In the third video in our Upper Hunter Mining Dialogue story series, we hear from Di Sneddon, former editor of the Singleton Argus and Upper Hunter Mining Dialogue participant as she remembers the “icy” start of the dialogue and the hurdles that the group has overcome.
“In the beginning I was hopeful that it would work as we were getting into a desperate situation where there was so much mining going on and the community felt that they had no connection or communication with the industry which meant they were starting to get angry. The first meeting that we went to was very prickly”
She recalls extremely differing views at the start.
“The coal company said it’s lovely to be able to see a mine in operation and I said when I’m driving along the highway I actually quite like to see trees.”
However the contrast between then and now is remarkable, with Di describing their most recent meeting as “friendly and very respectful” partly due to participants being able to see tangible results from their ongoing conversations.
John Richards from The Bloomfield Group says it’s been an eye opener for everyone.
“The Dialogue has been a great step forward for relationships between mining companies and the communities around them.
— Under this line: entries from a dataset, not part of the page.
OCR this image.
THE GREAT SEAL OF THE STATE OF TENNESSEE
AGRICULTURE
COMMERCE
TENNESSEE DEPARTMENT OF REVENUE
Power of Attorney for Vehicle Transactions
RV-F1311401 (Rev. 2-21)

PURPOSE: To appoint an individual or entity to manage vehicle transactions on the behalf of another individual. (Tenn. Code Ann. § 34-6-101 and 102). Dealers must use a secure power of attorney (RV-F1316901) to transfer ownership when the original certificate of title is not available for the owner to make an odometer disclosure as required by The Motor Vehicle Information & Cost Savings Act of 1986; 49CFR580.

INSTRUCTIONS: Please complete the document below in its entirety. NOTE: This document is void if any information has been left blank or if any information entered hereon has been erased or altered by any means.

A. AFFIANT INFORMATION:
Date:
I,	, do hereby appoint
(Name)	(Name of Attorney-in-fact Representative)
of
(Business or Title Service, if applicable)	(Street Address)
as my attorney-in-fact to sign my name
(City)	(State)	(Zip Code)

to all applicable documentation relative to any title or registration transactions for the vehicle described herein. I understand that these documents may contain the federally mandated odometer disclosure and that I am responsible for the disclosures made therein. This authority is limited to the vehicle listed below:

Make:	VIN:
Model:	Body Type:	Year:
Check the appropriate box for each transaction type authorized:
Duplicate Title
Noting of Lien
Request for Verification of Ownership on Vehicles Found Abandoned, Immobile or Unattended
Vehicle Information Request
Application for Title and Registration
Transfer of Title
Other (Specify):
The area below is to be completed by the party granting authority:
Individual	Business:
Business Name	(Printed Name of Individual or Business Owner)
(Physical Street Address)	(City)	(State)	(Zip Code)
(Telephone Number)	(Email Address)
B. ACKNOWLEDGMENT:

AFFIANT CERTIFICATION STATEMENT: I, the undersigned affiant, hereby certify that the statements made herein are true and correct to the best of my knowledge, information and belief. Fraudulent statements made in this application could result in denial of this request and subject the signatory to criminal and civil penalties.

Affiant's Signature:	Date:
People are now talking about the real issues, not assumptions and fabricated issues.”
And finally in this video we hear from Gerard Gleeson, an Environmental Specialist at Coal & Allied, who hopes the same model can be used as a ‘flagship’ for other areas throughout Australia.
“I’d really us to be able to look back in years to come and see that the dialogue has been successful. And that model that could be replicated, showing how collaboration can improve the relationship between industry and community members.”